Two groups have now calculated the behavior of the Universe with fully relativistic numerical methods, starting with a realistic distribution of matter. Einstein’s equations for general relativity are hard to solve, so researchers typically use Newtonian simulations to deal with clumpiness. But doubts remain about these simpler models because they neglect some features of general relativity. As reported in Physical Review Letters and Physical Review D, Giblin et al. and Mertens et al., respectively, took methods developed for black holes and applied them to a clumpy Universe. They started with density perturbations based on observations and let them evolve according to general relativity. The group found local differences compared to models that aren’t fully relativistic. Independently, Bentivegna and Bruni performed a similar simulation, using different initial conditions. As described in Physical Review Letters, they found that the expansion rate is spatially dependent—faster than average in underdense regions, while overdense regions begin to gravitationally collapse in a shorter period of time than in previous models. These new results could improve the accuracy of cosmological models of galaxy formation and growth. (Adapted from the Physics article, “A Relativistic View of a Clumpy Universe.”)

Healthier and richer-tasting chocolate may be within reach, thanks to physics. Tao et al. report in the Proceedings of the National Academy of Sciences that applying an electric field to liquid chocolate reduces its viscosity by reorienting the solid cocoa particles. Flowing chocolate is a kind of liquid suspension: solid cocoa, milk, and sugar particles suspended within a base fluid of melted fats and oils.

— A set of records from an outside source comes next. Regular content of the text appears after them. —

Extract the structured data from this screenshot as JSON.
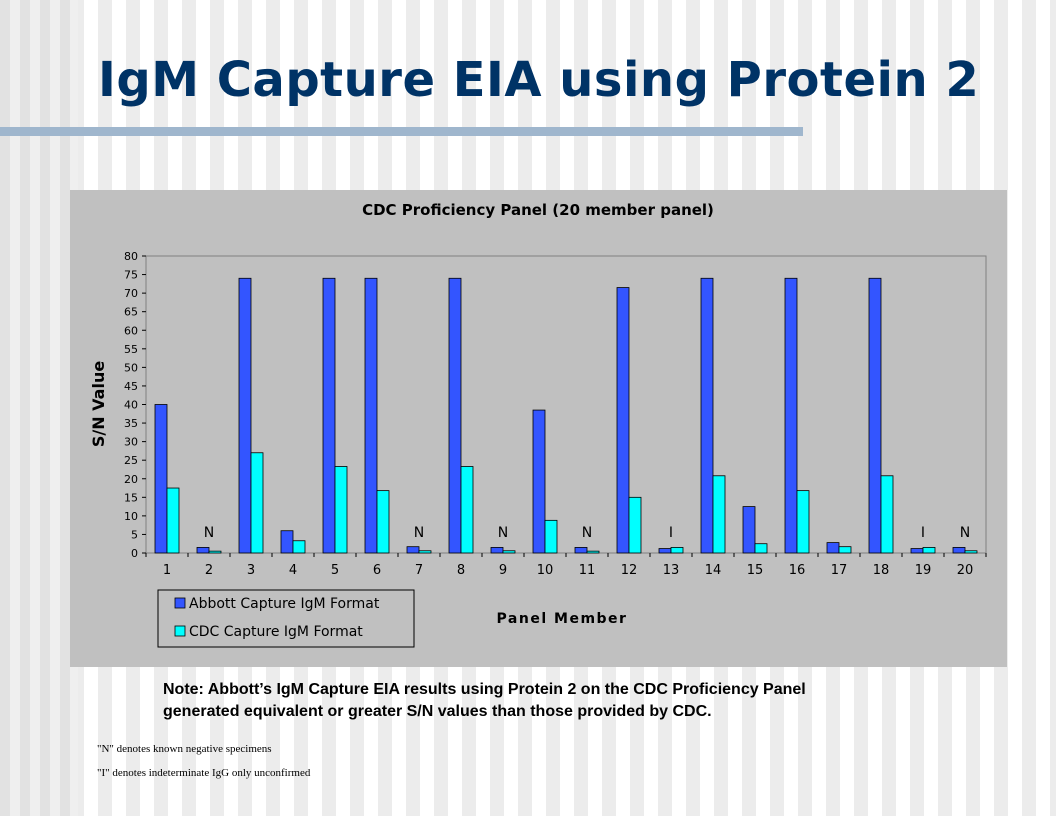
{
  "slide": {
    "title": "IgM Capture EIA using Protein 2",
    "note": "Note: Abbott’s IgM Capture EIA results using Protein 2 on the CDC Proficiency Panel generated equivalent or greater S/N values than those provided by CDC.",
    "footnotes": [
      "\"N\"  denotes known negative specimens",
      "\"I\"  denotes indeterminate IgG only unconfirmed"
    ]
  },
  "colors": {
    "title": "#003366",
    "abbott": "#3355ff",
    "cdc": "#00ffff",
    "panel_bg": "#c0c0c0",
    "rule": "#9fb6cd"
  },
  "chart_data": {
    "type": "bar",
    "title": "CDC Proficiency Panel (20 member panel)",
    "xlabel": "Panel Member",
    "ylabel": "S/N Value",
    "ylim": [
      0,
      80
    ],
    "yticks": [
      0,
      5,
      10,
      15,
      20,
      25,
      30,
      35,
      40,
      45,
      50,
      55,
      60,
      65,
      70,
      75,
      80
    ],
    "grid": false,
    "legend_position": "bottom-left",
    "categories": [
      "1",
      "2",
      "3",
      "4",
      "5",
      "6",
      "7",
      "8",
      "9",
      "10",
      "11",
      "12",
      "13",
      "14",
      "15",
      "16",
      "17",
      "18",
      "19",
      "20"
    ],
    "series": [
      {
        "name": "Abbott Capture IgM Format",
        "color": "#3355ff",
        "values": [
          40,
          1.5,
          74,
          6,
          74,
          74,
          1.7,
          74,
          1.5,
          38.5,
          1.5,
          71.5,
          1.2,
          74,
          12.5,
          74,
          2.8,
          74,
          1.2,
          1.5
        ]
      },
      {
        "name": "CDC Capture IgM Format",
        "color": "#00ffff",
        "values": [
          17.5,
          0.5,
          27,
          3.3,
          23.3,
          16.8,
          0.6,
          23.3,
          0.6,
          8.8,
          0.5,
          15,
          1.5,
          20.8,
          2.5,
          16.8,
          1.7,
          20.8,
          1.5,
          0.6
        ]
      }
    ],
    "annotations": [
      {
        "category": "2",
        "text": "N"
      },
      {
        "category": "7",
        "text": "N"
      },
      {
        "category": "9",
        "text": "N"
      },
      {
        "category": "11",
        "text": "N"
      },
      {
        "category": "13",
        "text": "I"
      },
      {
        "category": "19",
        "text": "I"
      },
      {
        "category": "20",
        "text": "N"
      }
    ]
  }
}
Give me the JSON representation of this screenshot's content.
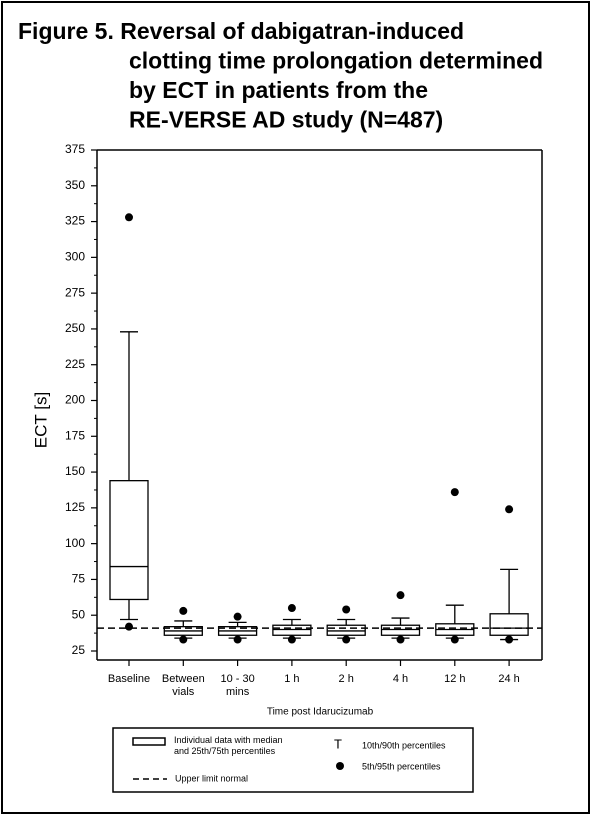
{
  "chart_data": {
    "type": "box",
    "title_lines": [
      "Figure 5. Reversal of dabigatran-induced",
      "clotting time prolongation determined",
      "by ECT in patients from the",
      "RE-VERSE AD study (N=487)"
    ],
    "x_label": "Time post Idarucizumab",
    "y_label": "ECT [s]",
    "categories": [
      "Baseline",
      "Between\nvials",
      "10 - 30\nmins",
      "1 h",
      "2 h",
      "4 h",
      "12 h",
      "24 h"
    ],
    "q1": [
      61,
      36,
      36,
      36,
      36,
      36,
      36,
      36
    ],
    "median": [
      84,
      39,
      39,
      40,
      39,
      40,
      40,
      41
    ],
    "q3": [
      144,
      42,
      42,
      43,
      43,
      43,
      44,
      51
    ],
    "p10": [
      47,
      34,
      34,
      34,
      34,
      34,
      34,
      33
    ],
    "p90": [
      248,
      46,
      45,
      47,
      47,
      48,
      57,
      82
    ],
    "p5": [
      42,
      33,
      33,
      33,
      33,
      33,
      33,
      33
    ],
    "p95": [
      328,
      53,
      49,
      55,
      54,
      64,
      136,
      124
    ],
    "reference_line": 41,
    "ylim": [
      25,
      375
    ],
    "yticks": [
      25,
      50,
      75,
      100,
      125,
      150,
      175,
      200,
      225,
      250,
      275,
      300,
      325,
      350,
      375
    ],
    "legend": {
      "box": "Individual data with median\nand 25th/75th percentiles",
      "reference": "Upper limit normal",
      "whisker_symbol": "T",
      "whisker": "10th/90th percentiles",
      "outlier": "5th/95th percentiles"
    }
  }
}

Attempting to increase the density of solid cocoa particles within the liquid suspension will make the flow clump or jam, unless the liquid fat content is increased. Tao et al. applied the electric field in the flow direction of the melted chocolate rather than perpendicular, as seen in traditional electric treatment methods, to align the particles into short chains (comparable to prolate spheroids) along the flow direction. This method allows chocolate to flow without jamming even if it has a higher density of cocoa particles. With the electric treatment, the team found that the viscosity of their liquid chocolate is identical to that of untreated chocolate even though they start with a 20% lower fat content. At the same time, they increased the cocoa content—giving the solid-state chocolate a stronger, darker flavor.